Andy Harris, an analyst in the International Security Division of Analytic Services, boarded a United Nations helicopter headed for Rwanda on November 1, 1995. Eighteen months had passed since, as Andy put it in his notes from the trip, Rwanda was caught in a “spasm of violence that has few rivals in modern times.”
It was a fact-finding delegation that Andy was embarking on, with a small, wildly diverse team that included a RAND analyst, a senior member of the American Bar Association who was concerned with the Rwanda war crimes tribunal, and a publisher of several local newspapers in Southern California. The team would spend 10 days reviewing two peacekeeping operations: first, the UN Assistance Mission in Rwanda, then after a flight to the other side of the continent, the UN Verification Mission in Angola.
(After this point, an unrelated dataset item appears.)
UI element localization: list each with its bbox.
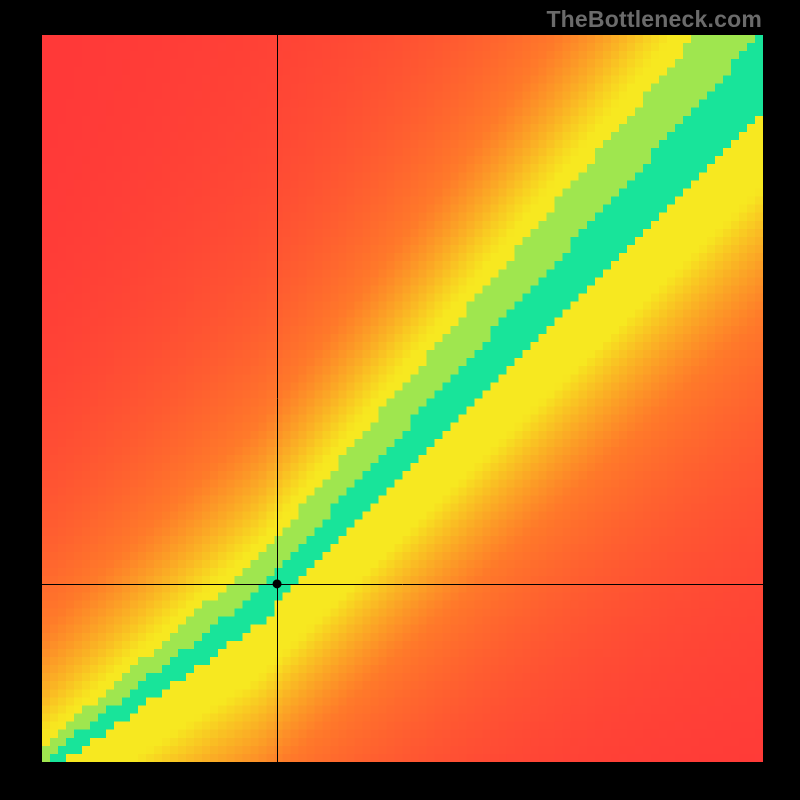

ANSER had established “seed work” with the UN through the company’s Counterproliferation and Regional Security sector that year. The distribution yielded a literal network of ANSER contacts in multiple organizations: the UN Peacekeeping Organization, the UN High Commission for Refugees, the UN Department of Humanitarian Affairs, and the UN World Food Program, among others.
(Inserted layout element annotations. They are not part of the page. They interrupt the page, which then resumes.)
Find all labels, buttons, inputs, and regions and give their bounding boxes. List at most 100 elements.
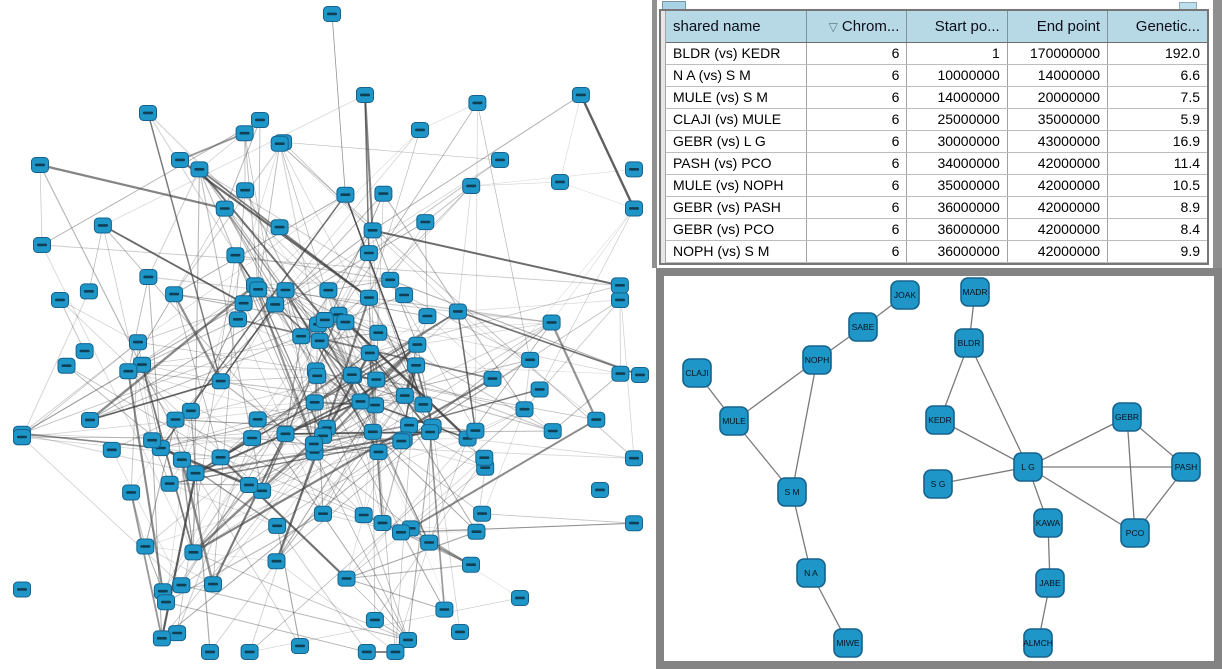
table-cell[interactable]: 5.9 bbox=[1107, 108, 1207, 131]
network-node-na[interactable]: N A bbox=[796, 558, 826, 588]
node-shape[interactable] bbox=[1120, 518, 1150, 548]
network-node[interactable] bbox=[395, 287, 414, 304]
network-node[interactable] bbox=[292, 328, 311, 345]
network-node[interactable] bbox=[448, 303, 467, 320]
network-node[interactable] bbox=[319, 282, 338, 299]
table-cell[interactable]: 36000000 bbox=[906, 196, 1008, 219]
table-cell[interactable]: 25000000 bbox=[906, 108, 1008, 131]
node-shape[interactable] bbox=[954, 328, 984, 358]
network-node[interactable] bbox=[305, 394, 324, 411]
main-network-canvas[interactable] bbox=[0, 0, 652, 669]
table-cell[interactable]: 6 bbox=[806, 130, 908, 153]
table-cell[interactable]: 35000000 bbox=[1007, 108, 1109, 131]
table-cell[interactable]: NOPH (vs) S M bbox=[666, 240, 808, 264]
table-cell[interactable]: 42000000 bbox=[1007, 196, 1109, 219]
column-header-end-point[interactable]: End point bbox=[1007, 11, 1109, 43]
network-node[interactable] bbox=[435, 601, 454, 618]
table-cell[interactable]: 14000000 bbox=[1007, 64, 1109, 87]
network-node[interactable] bbox=[462, 556, 480, 573]
network-node[interactable] bbox=[363, 423, 382, 440]
network-node-claji[interactable]: CLAJI bbox=[682, 358, 712, 388]
network-node[interactable] bbox=[93, 217, 112, 234]
table-cell[interactable]: 9.9 bbox=[1107, 240, 1207, 264]
network-node[interactable] bbox=[359, 245, 378, 262]
network-node[interactable] bbox=[386, 644, 405, 660]
network-node[interactable] bbox=[13, 581, 31, 598]
network-node[interactable] bbox=[421, 424, 440, 441]
network-node[interactable] bbox=[204, 576, 222, 593]
table-row[interactable]: BLDR (vs) KEDR 6 1 170000000 192.0 bbox=[666, 42, 1207, 65]
table-cell[interactable]: 14000000 bbox=[906, 86, 1008, 109]
network-node[interactable] bbox=[186, 465, 205, 482]
table-cell[interactable]: 6 bbox=[806, 42, 908, 65]
network-node[interactable] bbox=[610, 277, 629, 294]
network-node-kawa[interactable]: KAWA bbox=[1033, 508, 1063, 538]
network-node[interactable] bbox=[165, 286, 184, 303]
network-node[interactable] bbox=[249, 281, 268, 298]
node-shape[interactable] bbox=[719, 406, 749, 436]
table-row[interactable]: MULE (vs) S M 6 14000000 20000000 7.5 bbox=[666, 86, 1207, 109]
network-node[interactable] bbox=[172, 577, 191, 594]
table-cell[interactable]: 10000000 bbox=[906, 64, 1008, 87]
network-node-kedr[interactable]: KEDR bbox=[925, 405, 955, 435]
network-node[interactable] bbox=[119, 363, 138, 380]
table-cell[interactable]: 8.9 bbox=[1107, 196, 1207, 219]
node-shape[interactable] bbox=[1112, 402, 1142, 432]
network-node[interactable] bbox=[625, 450, 643, 467]
network-node[interactable] bbox=[152, 630, 171, 647]
network-node-pco[interactable]: PCO bbox=[1120, 518, 1150, 548]
network-node[interactable] bbox=[229, 311, 247, 328]
node-shape[interactable] bbox=[923, 469, 953, 499]
network-node[interactable] bbox=[363, 222, 382, 239]
network-node[interactable] bbox=[625, 200, 643, 217]
node-shape[interactable] bbox=[960, 277, 990, 307]
network-node[interactable] bbox=[451, 624, 469, 640]
network-node[interactable] bbox=[122, 484, 141, 501]
node-shape[interactable] bbox=[848, 312, 878, 342]
network-node-lg[interactable]: L G bbox=[1013, 452, 1043, 482]
network-node[interactable] bbox=[139, 105, 157, 121]
node-shape[interactable] bbox=[1171, 452, 1201, 482]
network-node[interactable] bbox=[473, 505, 492, 522]
column-header-chrom-[interactable]: ▽ Chrom... bbox=[806, 11, 908, 43]
network-node[interactable] bbox=[551, 174, 569, 190]
network-node-mule[interactable]: MULE bbox=[719, 406, 749, 436]
table-cell[interactable]: 6 bbox=[806, 86, 908, 109]
network-node[interactable] bbox=[310, 332, 329, 349]
network-node[interactable] bbox=[304, 436, 323, 452]
network-node-sg[interactable]: S G bbox=[923, 469, 953, 499]
network-node[interactable] bbox=[166, 411, 185, 428]
network-node-joak[interactable]: JOAK bbox=[890, 280, 920, 310]
table-cell[interactable]: GEBR (vs) PASH bbox=[666, 196, 808, 219]
network-edge-BLDR-LG[interactable] bbox=[968, 342, 1029, 468]
network-node[interactable] bbox=[211, 449, 230, 466]
table-cell[interactable]: 6 bbox=[806, 152, 908, 175]
network-node[interactable] bbox=[342, 366, 361, 383]
table-cell[interactable]: 6 bbox=[806, 218, 908, 241]
network-node-gebr[interactable]: GEBR bbox=[1112, 402, 1142, 432]
node-shape[interactable] bbox=[925, 405, 955, 435]
network-node[interactable] bbox=[291, 638, 309, 654]
network-node[interactable] bbox=[190, 161, 209, 178]
network-node[interactable] bbox=[625, 515, 643, 532]
table-row[interactable]: GEBR (vs) PCO 6 36000000 42000000 8.4 bbox=[666, 218, 1207, 241]
network-node[interactable] bbox=[337, 570, 356, 587]
network-node[interactable] bbox=[215, 200, 234, 217]
node-shape[interactable] bbox=[777, 477, 807, 507]
network-node[interactable] bbox=[365, 612, 384, 628]
network-node[interactable] bbox=[314, 505, 332, 522]
network-node-sm[interactable]: S M bbox=[777, 477, 807, 507]
table-cell[interactable]: 20000000 bbox=[1007, 86, 1109, 109]
table-row[interactable]: N A (vs) S M 6 10000000 14000000 6.6 bbox=[666, 64, 1207, 87]
column-header-genetic-[interactable]: Genetic... bbox=[1107, 11, 1207, 43]
network-node[interactable] bbox=[75, 343, 94, 360]
network-node[interactable] bbox=[57, 357, 76, 374]
node-shape[interactable] bbox=[1035, 568, 1065, 598]
network-node[interactable] bbox=[136, 538, 155, 555]
table-row[interactable]: GEBR (vs) PASH 6 36000000 42000000 8.9 bbox=[666, 196, 1207, 219]
table-cell[interactable]: 11.4 bbox=[1107, 152, 1207, 175]
network-node[interactable] bbox=[420, 534, 439, 551]
table-cell[interactable]: 36000000 bbox=[906, 240, 1008, 264]
network-node[interactable] bbox=[235, 125, 254, 142]
table-cell[interactable]: 34000000 bbox=[906, 152, 1008, 175]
When Andy Harris visited Rwanda that November, one of the places he went was a refugee transit camp—one of the beneficiaries of the High Commission for Refugees, which ANSER was then supporting—on the Rwanda-Zaire border. Few in ANSER would ever have such passage: going to a far-off field being touched by ANSER work, to actually see what ANSER’s work was doing.
One year later, in the fall of 1996, Andy headed back to Central Africa, along with several other members of ANSER ISD’s “international team,” to provide surge support to the UN Department of Humanitarian Affairs (DHA). The DHA was responsible for coordinating relief agencies in the field during humanitarian emergencies. ANSER would help coordinate and plan, as well as innovate technical support tools for, the UN efforts to mitigate the overwhelming collective of refugee emergencies happening in Rwanda, Zaire, and the surrounding countries.
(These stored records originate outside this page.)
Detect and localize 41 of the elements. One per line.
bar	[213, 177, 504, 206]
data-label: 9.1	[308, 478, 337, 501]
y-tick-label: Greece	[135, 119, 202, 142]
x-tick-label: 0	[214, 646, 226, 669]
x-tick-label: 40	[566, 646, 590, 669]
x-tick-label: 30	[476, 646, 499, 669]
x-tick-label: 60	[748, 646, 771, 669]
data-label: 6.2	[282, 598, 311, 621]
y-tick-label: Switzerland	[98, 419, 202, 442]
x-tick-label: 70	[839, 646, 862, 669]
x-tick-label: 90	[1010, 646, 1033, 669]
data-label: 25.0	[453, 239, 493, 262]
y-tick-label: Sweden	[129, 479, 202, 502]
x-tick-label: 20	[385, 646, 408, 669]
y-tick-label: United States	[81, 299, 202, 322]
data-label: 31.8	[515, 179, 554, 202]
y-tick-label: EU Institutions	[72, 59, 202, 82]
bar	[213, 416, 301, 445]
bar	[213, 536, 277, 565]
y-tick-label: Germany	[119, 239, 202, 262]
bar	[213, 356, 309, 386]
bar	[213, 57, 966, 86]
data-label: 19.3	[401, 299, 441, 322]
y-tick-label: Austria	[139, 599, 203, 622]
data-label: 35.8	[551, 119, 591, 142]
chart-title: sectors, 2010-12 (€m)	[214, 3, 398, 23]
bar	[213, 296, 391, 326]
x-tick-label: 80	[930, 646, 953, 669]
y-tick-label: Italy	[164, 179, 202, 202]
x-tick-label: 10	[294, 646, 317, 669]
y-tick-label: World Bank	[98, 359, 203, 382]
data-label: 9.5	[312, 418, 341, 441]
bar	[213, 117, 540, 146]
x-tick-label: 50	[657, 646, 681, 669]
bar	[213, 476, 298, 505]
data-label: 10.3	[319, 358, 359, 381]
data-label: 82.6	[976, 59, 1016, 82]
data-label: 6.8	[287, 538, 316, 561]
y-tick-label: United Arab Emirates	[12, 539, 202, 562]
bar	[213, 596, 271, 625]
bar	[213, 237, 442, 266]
The ISD crew, later known as ANSER’s Humanitarian Assistance Planning team, ended up working nonstop in Kigali, Rwanda, to help plan support for a relief operation that saved thousands of lives. Their efforts also contributed to a more effective reintegration of the refugees into Rwanda. Early the following year, ANSER would recognize the team with an Excellence Award for their work.
Other ANSER work for the UN in 1996 included finalizing a DHA database of military and civil defense assets and associated parts for disaster management. ANSER also worked with the UN World Food Program to develop a decision-making tool for tracking the program’s nonfood assets.
The latter work galvanized ANSER leadership to infuse the team’s efforts in late 1996 with funds from the Independent Research and Development program, in order to create an automated proprietary planning instrument called the Humanitarian Assistance Requirements Tool (HART). The HART would equip the disaster relief community to consistently generate measurable assessments of the severity of natural and manmade disasters. Through these assessments, they could determine water, food, sanitation, shelter, and medical aid requirements as well as plan more efficient and effective responses. The HART was soon completed and later applied successfully to UN relief activities in Rwanda.
In a year when diversification was still a high priority for ANSER, a pursuit that included such fields as information technology and international space, it is difficult to imagine how the company’s work in 1996 could have gotten any more diversified than the fields of Rwanda.